According to the present invention, an image in which a pixel value corresponding to the depth of the machining trace appears at a position corresponding to the pitch of the machining trace is obtained as a one-dimensional power spectrum image, and the one-dimensional power spectrum image is parallelized. By arranging them in order, an image for evaluation in which the parallel direction coincides with the machining direction can be obtained. Therefore, it is possible to detect the presence or absence of deep machining marks or shallow machining marks based on the evaluation image, and further to estimate the position and size, thereby shortening the inspection time.
Further, when inspecting the inner surface of the bore of the cylinder block, the polishing residue of the cutting trace can be determined efficiently, and the position and size thereof can be estimated.
Further, an image in which a one-dimensional power spectrum image is sequentially generated along a predetermined direction and arranged in parallel is generated by rotating the predetermined direction by a predetermined angle with respect to the digital image, and a spectrum signal is generated from each image. By selecting the image containing the most as the evaluation image, it is possible to select an image composed of a one-dimensional power spectrum image orthogonal to the machining direction as the evaluation image without acquiring the machining direction. it can.
In addition, deep machining traces or shallow machining traces are present by color-coding pixels whose pixel values exceed a predetermined pixel value together with the pixels of the one-dimensional power spectrum image including the pixels. The range to do can be clarified.

Hereinafter, an embodiment of the present invention will be described with reference to the drawings.
FIG. 1 is a diagram showing a schematic configuration of a bore inner surface inspection system 1 according to an embodiment of the present invention and a cylinder block 5 in which a bore 3 to be inspected is formed.
The bore 3 is formed by a so-called boring process in which a cutting tool is provided in a radial direction on a boring head provided on a rotating shaft, and the boring head is advanced and retracted with respect to the cylinder block 5 as a workpiece while rotating. By this boring, a spiral cutting trace having directionality is formed on the inner surface 3A of the bore 3. After that, honing is performed using a machining head provided with a honing grindstone so as to obtain surface roughness and surface properties capable of exhibiting desired engine performance while leaving an oil pit on the inner surface 3A of the bore 3. Processing has been applied.

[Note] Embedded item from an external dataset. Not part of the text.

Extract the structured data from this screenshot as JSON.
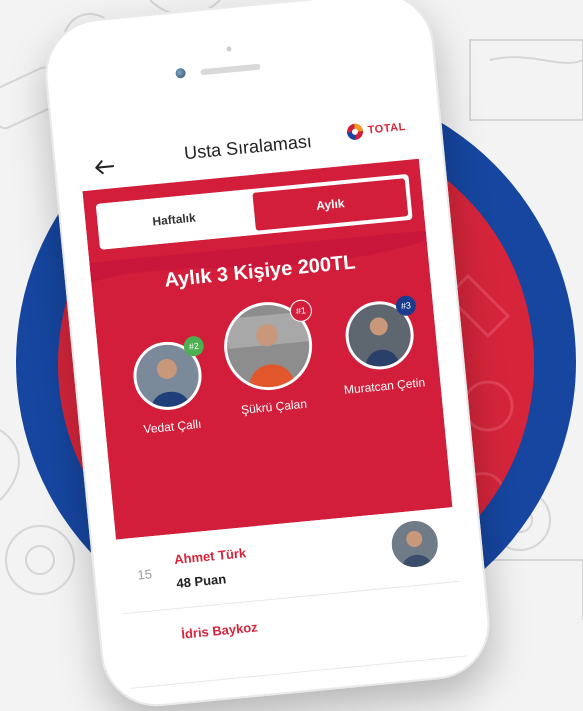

The bore inner surface inspection system 1 evaluates the presence or absence of a polishing residue based on a digital image obtained by photographing the inner surface 3A of the bore 3. That is, the bore inner surface inspection system 1 generates a digital image based on the sensor head 7 that scans the inner surface 3A of the bore 3, and an output signal of the sensor head 7, and evaluates a polishing residue based on the digital image. An inspection device 9 and a drive mechanism 11 for moving and driving the sensor head 7 are provided.
The sensor head 7 is formed in a cylindrical shape that can enter the bore 3, and is attached to the drive mechanism 11 so as to be rotatable around the central axis 12 and movable in the direction of the central axis 12. The sensor head 7 irradiates laser light toward the inner surface 3 </ b> A of the bore 3 from the opening 15 provided on the peripheral surface, detects the amount of reflected light according to the shape of the cutting trace, and outputs it to the surface inspection device 9.
Specifically, the sensor head 7 includes an LD (laser diode) 17 as a light source, an optical fiber 19, and a condensing optical unit 21, and guides the light from the LED 17 to the condensing optical unit 21 through the optical fiber 19. The light is condensed by the optical unit 21 and emitted from the opening 15. The sensor head 7 includes a light receiving sensor 23 that receives the reflected light, and a plurality of optical fibers 25 that guide the reflected light returning through the condensing optical unit 21 to the light receiving sensor 23 are adjacent to the optical fiber 19. Arranged.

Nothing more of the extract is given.